By using a vibrator to interrupt the current, more satisfactory operation is obtained for higher speeds. The finger tip instrument has the disadvantage of requiring that the operator continually keep one hand on the vibrator while receiving, which is of considerable disadvantage, as it is impossible to use the typewriter and would probably be of considerable hindrance in placing carbons, arranging messages, etc. With this type of instrument it is impossible to call an operator unless he has his fingers on the vibrators. For these practical reasons it is not thought that the instrument just described is of Practical use, although it has proved satisfactory for instruction.


The instrument shown in Figure 2 was built to overcome the objections inherent in the first type, and hils proved satisfactory in preliminary tests.


Figure 2.-Head Receiver for Deaf Telegraphy

The instrument consists of a special design heavy armature vibrator mounted on a standard radiophone headband. (See Figure 2.) Instead of mounting the instrument directly over the ear, as with a radiophone to transmit the sounds into the ear, the instrument is placed over the temporal bone directly in front of the ear. Numerous experiments were conducted to determine the most practical position to transmit the vibrations to the sensory nerve endings, taking into consideration convenience in operating, freedom of movement, and fatigue from wearing it. The temporal position seemed to fulfill these requirements most satisfactorily. The instrument is light, weighing but seven ounces, complete with headband, connecting cord, etc. The fatigue from wearing the apparatus is less than that of the average radio head set, which is of advantage, because the instrument must be worn constantly by the operator while on duty. If desired, a visual call or attention signal employing a small light could be used while not wearing headband.
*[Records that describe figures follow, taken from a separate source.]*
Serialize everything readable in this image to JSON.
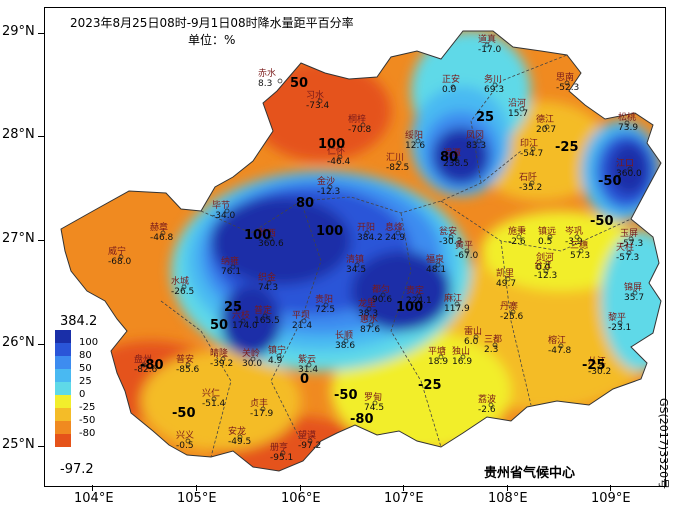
{
  "title": "2023年8月25日08时-9月1日08时降水量距平百分率",
  "unit": "单位：%",
  "credit": "贵州省气候中心",
  "map_number": "GS(2017)3320号",
  "lat_labels": [
    "29°N",
    "28°N",
    "27°N",
    "26°N",
    "25°N"
  ],
  "lon_labels": [
    "104°E",
    "105°E",
    "106°E",
    "107°E",
    "108°E",
    "109°E"
  ],
  "legend": {
    "max": "384.2",
    "min": "-97.2",
    "levels": [
      "100",
      "80",
      "50",
      "25",
      "0",
      "-25",
      "-50",
      "-80"
    ],
    "colors": [
      "#1a2fa8",
      "#2a55d8",
      "#3d8cf0",
      "#49b9f2",
      "#5fd9e8",
      "#f2ee2c",
      "#f4bc28",
      "#f08a20",
      "#e5531a"
    ]
  },
  "contour_labels": [
    "100",
    "80",
    "50",
    "25",
    "0",
    "-25",
    "-50",
    "-80"
  ],
  "stations": [
    {
      "name": "道真",
      "value": "-17.0"
    },
    {
      "name": "正安",
      "value": "0.0"
    },
    {
      "name": "务川",
      "value": "69.3"
    },
    {
      "name": "沿河",
      "value": "15.7"
    },
    {
      "name": "赤水",
      "value": "8.3"
    },
    {
      "name": "习水",
      "value": "-73.4"
    },
    {
      "name": "桐梓",
      "value": "-70.8"
    },
    {
      "name": "绥阳",
      "value": "12.6"
    },
    {
      "name": "凤冈",
      "value": "83.3"
    },
    {
      "name": "德江",
      "value": "20.7"
    },
    {
      "name": "印江",
      "value": "-54.7"
    },
    {
      "name": "思南",
      "value": "-52.3"
    },
    {
      "name": "松桃",
      "value": "73.9"
    },
    {
      "name": "仁怀",
      "value": "-46.4"
    },
    {
      "name": "汇川",
      "value": "-82.5"
    },
    {
      "name": "湄潭",
      "value": "238.5"
    },
    {
      "name": "石阡",
      "value": "-35.2"
    },
    {
      "name": "江口",
      "value": "360.0"
    },
    {
      "name": "金沙",
      "value": "-12.3"
    },
    {
      "name": "毕节",
      "value": "-34.0"
    },
    {
      "name": "赫章",
      "value": "-46.8"
    },
    {
      "name": "威宁",
      "value": "-68.0"
    },
    {
      "name": "黔西",
      "value": "360.6"
    },
    {
      "name": "开阳",
      "value": "384.2"
    },
    {
      "name": "息烽",
      "value": "24.9"
    },
    {
      "name": "瓮安",
      "value": "-30.3"
    },
    {
      "name": "施秉",
      "value": "-2.6"
    },
    {
      "name": "镇远",
      "value": "0.5"
    },
    {
      "name": "岑巩",
      "value": "-3.9"
    },
    {
      "name": "玉屏",
      "value": "-57.3"
    },
    {
      "name": "纳雍",
      "value": "76.1"
    },
    {
      "name": "水城",
      "value": "-26.5"
    },
    {
      "name": "黄平",
      "value": "-67.0"
    },
    {
      "name": "台江",
      "value": "-12.3"
    },
    {
      "name": "三穗",
      "value": "57.3"
    },
    {
      "name": "天柱",
      "value": "-57.3"
    },
    {
      "name": "织金",
      "value": "74.3"
    },
    {
      "name": "清镇",
      "value": "34.5"
    },
    {
      "name": "福泉",
      "value": "48.1"
    },
    {
      "name": "凯里",
      "value": "49.7"
    },
    {
      "name": "剑河",
      "value": "0.0"
    },
    {
      "name": "锦屏",
      "value": "35.7"
    },
    {
      "name": "六枝",
      "value": "174.0"
    },
    {
      "name": "普定",
      "value": "165.5"
    },
    {
      "name": "平坝",
      "value": "21.4"
    },
    {
      "name": "贵阳",
      "value": "72.5"
    },
    {
      "name": "龙里",
      "value": "38.3"
    },
    {
      "name": "贵定",
      "value": "224.1"
    },
    {
      "name": "麻江",
      "value": "117.9"
    },
    {
      "name": "丹寨",
      "value": "-25.6"
    },
    {
      "name": "黎平",
      "value": "-23.1"
    },
    {
      "name": "盘州",
      "value": "-82.6"
    },
    {
      "name": "普安",
      "value": "-85.6"
    },
    {
      "name": "晴隆",
      "value": "-39.2"
    },
    {
      "name": "关岭",
      "value": "30.0"
    },
    {
      "name": "镇宁",
      "value": "4.9"
    },
    {
      "name": "惠水",
      "value": "87.6"
    },
    {
      "name": "都匀",
      "value": "90.6"
    },
    {
      "name": "雷山",
      "value": "6.0"
    },
    {
      "name": "长顺",
      "value": "38.6"
    },
    {
      "name": "紫云",
      "value": "31.4"
    },
    {
      "name": "平塘",
      "value": "18.9"
    },
    {
      "name": "独山",
      "value": "16.9"
    },
    {
      "name": "三都",
      "value": "2.3"
    },
    {
      "name": "榕江",
      "value": "-47.8"
    },
    {
      "name": "从江",
      "value": "-30.2"
    },
    {
      "name": "兴仁",
      "value": "-51.4"
    },
    {
      "name": "贞丰",
      "value": "-17.9"
    },
    {
      "name": "望谟",
      "value": "-97.2"
    },
    {
      "name": "罗甸",
      "value": "74.5"
    },
    {
      "name": "荔波",
      "value": "-2.6"
    },
    {
      "name": "兴义",
      "value": "-0.5"
    },
    {
      "name": "安龙",
      "value": "-49.5"
    },
    {
      "name": "册亨",
      "value": "-95.1"
    }
  ]
}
The connections for the instrument are the same as the ordinary line telegraphy. The main-line relays are placed in series with the power supply and the keys. The local circuit comprises the head-set, local battery and relay contacts. The electromagnets are wound to a resistance of twenty ohms, and therefore. operate satisfactorily on the same battery used for local sounders in present telegraphic systems.
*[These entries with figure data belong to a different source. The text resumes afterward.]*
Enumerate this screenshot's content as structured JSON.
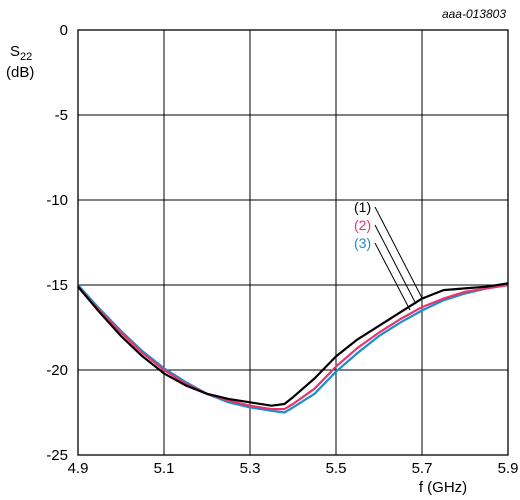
{
  "doc_id": "aaa-013803",
  "chart_data": {
    "type": "line",
    "ylabel_main": "S",
    "ylabel_sub": "22",
    "ylabel_unit": "(dB)",
    "xlabel": "f (GHz)",
    "xlim": [
      4.9,
      5.9
    ],
    "ylim": [
      -25,
      0
    ],
    "x_ticks": [
      "4.9",
      "5.1",
      "5.3",
      "5.5",
      "5.7",
      "5.9"
    ],
    "y_ticks": [
      "0",
      "-5",
      "-10",
      "-15",
      "-20",
      "-25"
    ],
    "grid": true,
    "series": [
      {
        "name": "(1)",
        "color": "#000000",
        "x": [
          4.9,
          4.95,
          5.0,
          5.05,
          5.1,
          5.15,
          5.2,
          5.25,
          5.3,
          5.35,
          5.38,
          5.4,
          5.45,
          5.5,
          5.55,
          5.6,
          5.65,
          5.7,
          5.75,
          5.8,
          5.85,
          5.9
        ],
        "y": [
          -15.1,
          -16.6,
          -18.0,
          -19.2,
          -20.2,
          -20.9,
          -21.4,
          -21.7,
          -21.9,
          -22.1,
          -22.0,
          -21.6,
          -20.5,
          -19.2,
          -18.2,
          -17.4,
          -16.6,
          -15.8,
          -15.3,
          -15.2,
          -15.1,
          -14.9
        ]
      },
      {
        "name": "(2)",
        "color": "#e8336e",
        "x": [
          4.9,
          4.95,
          5.0,
          5.05,
          5.1,
          5.15,
          5.2,
          5.25,
          5.3,
          5.35,
          5.38,
          5.4,
          5.45,
          5.5,
          5.55,
          5.6,
          5.65,
          5.7,
          5.75,
          5.8,
          5.85,
          5.9
        ],
        "y": [
          -15.1,
          -16.5,
          -17.8,
          -19.0,
          -20.0,
          -20.8,
          -21.4,
          -21.8,
          -22.1,
          -22.3,
          -22.3,
          -22.0,
          -21.1,
          -19.8,
          -18.7,
          -17.8,
          -17.0,
          -16.3,
          -15.8,
          -15.4,
          -15.2,
          -15.0
        ]
      },
      {
        "name": "(3)",
        "color": "#1a8fc9",
        "x": [
          4.9,
          4.95,
          5.0,
          5.05,
          5.1,
          5.15,
          5.2,
          5.25,
          5.3,
          5.35,
          5.38,
          5.4,
          5.45,
          5.5,
          5.55,
          5.6,
          5.65,
          5.7,
          5.75,
          5.8,
          5.85,
          5.9
        ],
        "y": [
          -15.0,
          -16.4,
          -17.7,
          -18.9,
          -19.9,
          -20.7,
          -21.4,
          -21.9,
          -22.2,
          -22.4,
          -22.5,
          -22.2,
          -21.4,
          -20.1,
          -19.0,
          -18.0,
          -17.2,
          -16.5,
          -15.9,
          -15.5,
          -15.2,
          -15.0
        ]
      }
    ]
  }
}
The deaf students have shown great enthusiasm in the experiments, and apply themselves diligently to practising the code and sending messages to one another. It is believed that these individuals so trained will be capable of filling some positions in this large field of work, and be of more value to industry, and at the same time increase their own earning capacity.


The writers desire to acknowledge the many helpful suggestions and cooperation of A. O. Fieldner, superintendent, and Dr. R. R. Sayers, chief surgeon, of the Bureau of Mines ; and Mr. A. O. Manning, superintendent of the Western Pennsylvania School for the Deaf.

J. J. JAKOWSKY, Asst. Engineer, Radio Investigation, Bureau of Mines, 

W. J. McCONNELL, Surgeon, Bureau of Mines,

TRUMAN L. INGLE, Principal in the Western Pennsylvania School, Pittsburgh, Pa.